Luciferase reporter analyses with the co-transfection of miR-34a, a MALAT1 expression plasmid, and c-Myc or a Met luciferase reporter vector clearly indicated that miR-34a suppresses c-Myc and Met luciferase activity and that the miR-34a function is mediated by MALAT1. In addition, miR-34a significantly repressed WT MALAT1, but a mutated putative MALAT1-binding site (Fig. 4) did not completely abolish the repression by miR-34a (Fig. 4), suggesting that miR-34a may also bind to other sequences in MALAT1. Knocking down MALAT1 suppressed the transcription of Met (Fig. 3g), but not c-Myc (Fig. 3h). This result may be due to the following: 1) miRNAs bind to the 3ʹ-UTR of mRNAs to inhibit protein production. Perhaps only Met expression was inhibited by miR-34a in A375 cells; 2) Gene regulation is very complex, especially in various cancer cell lines. Consequently, c-Myc mRNA may have been negatively affected by miR-34a in other cells, but not in A375 cells. In fact, our results are consistent with those from other studies. For example, Christoffersen et al. observed that miR-34a targets MYC during B-RAF-induced senescence, but the overexpression of a miR-34a precursor in TIG3 TERT/DB-RAF:ER cells has little effect on MYC expression at the mRNA level[69]. Disayabutr et al. also reported that miR-34 targets c-Myc mRNA in type II alveolar epithelial cells, but the overexpression of miR-34a does not markedly influence c-Myc transcription in lung epithelial cells[70]. We also searched in TargetScan and found there were two well-conserved miR-34-binding sites (position 51–67 bp and 2165-2171 bp) in Met 3ʹ-UTR but not found in c-Myc 3ʹ-UTR.

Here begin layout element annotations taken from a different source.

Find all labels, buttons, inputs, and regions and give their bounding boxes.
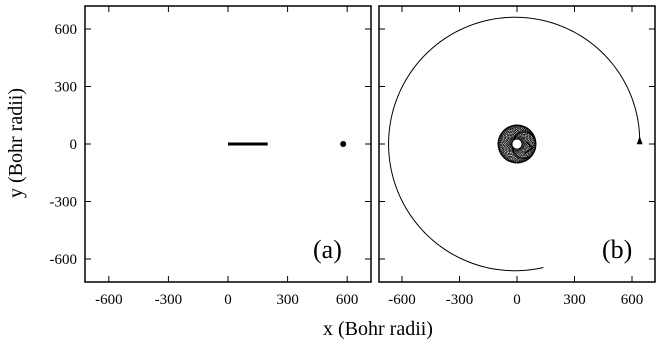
panel-a-marks <box>228 141 347 147</box>
panel-a-x-tick-label: 300 <box>276 292 299 308</box>
panel-a-label: (a) <box>313 235 342 264</box>
x-axis-title: x (Bohr radii) <box>323 318 433 340</box>
panel-a-point <box>340 141 347 147</box>
panel-b-x-tick-label: -600 <box>388 292 416 308</box>
panel-b-arrow-outer <box>636 136 643 145</box>
panel-b-marks <box>388 16 643 272</box>
panel-b-x-tick-label: 300 <box>563 292 586 308</box>
panel-a-ticks: -600 -300 0 300 600 -600 -300 0 300 600 <box>50 6 371 308</box>
panel-b-arrow-inner <box>523 141 534 155</box>
panel-b-ticks: -600 -300 0 300 600 <box>379 6 655 308</box>
y-axis-title: y (Bohr radii) <box>5 88 27 198</box>
panel-b-label: (b) <box>602 235 632 264</box>
panel-a-x-tick-label: 0 <box>224 292 232 308</box>
panel-a-x-tick-label: 600 <box>336 292 359 308</box>
panel-a-y-tick-label: -600 <box>50 252 78 268</box>
panel-b: -600 -300 0 300 600 (b) <box>378 5 656 308</box>
panel-b-center <box>511 138 523 150</box>
panel-b-x-tick-label: 0 <box>513 292 521 308</box>
panel-b-outer-spiral <box>388 16 641 272</box>
panel-b-x-tick-label: -300 <box>446 292 474 308</box>
panel-a-x-tick-label: -300 <box>155 292 183 308</box>
panel-a-y-tick-label: 0 <box>70 137 78 153</box>
panel-a-x-tick-label: -600 <box>95 292 123 308</box>
panel-a: -600 -300 0 300 600 -600 -300 0 300 600 (a) <box>50 5 372 308</box>
panel-a-y-tick-label: -300 <box>50 195 78 211</box>
panel-a-y-tick-label: 600 <box>55 22 78 38</box>
panel-a-y-tick-label: 300 <box>55 80 78 96</box>
panel-b-x-tick-label: 600 <box>621 292 644 308</box>
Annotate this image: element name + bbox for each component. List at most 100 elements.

In summary, we demonstrated that miR-34a expression is inversely associated with MALAT1 in melanoma tissues. Moreover, MALAT1 functions as a molecular sponge for miR-34a, and helps regulate the expression of c-Myc and Met in melanoma cells. We also proved that miR-34a is targeted by MALAT1. Future investigations of the crosstalk between MALAT1 and miR-34a may provide useful insights for developing new strategies to improve the efficacy of melanoma treatments.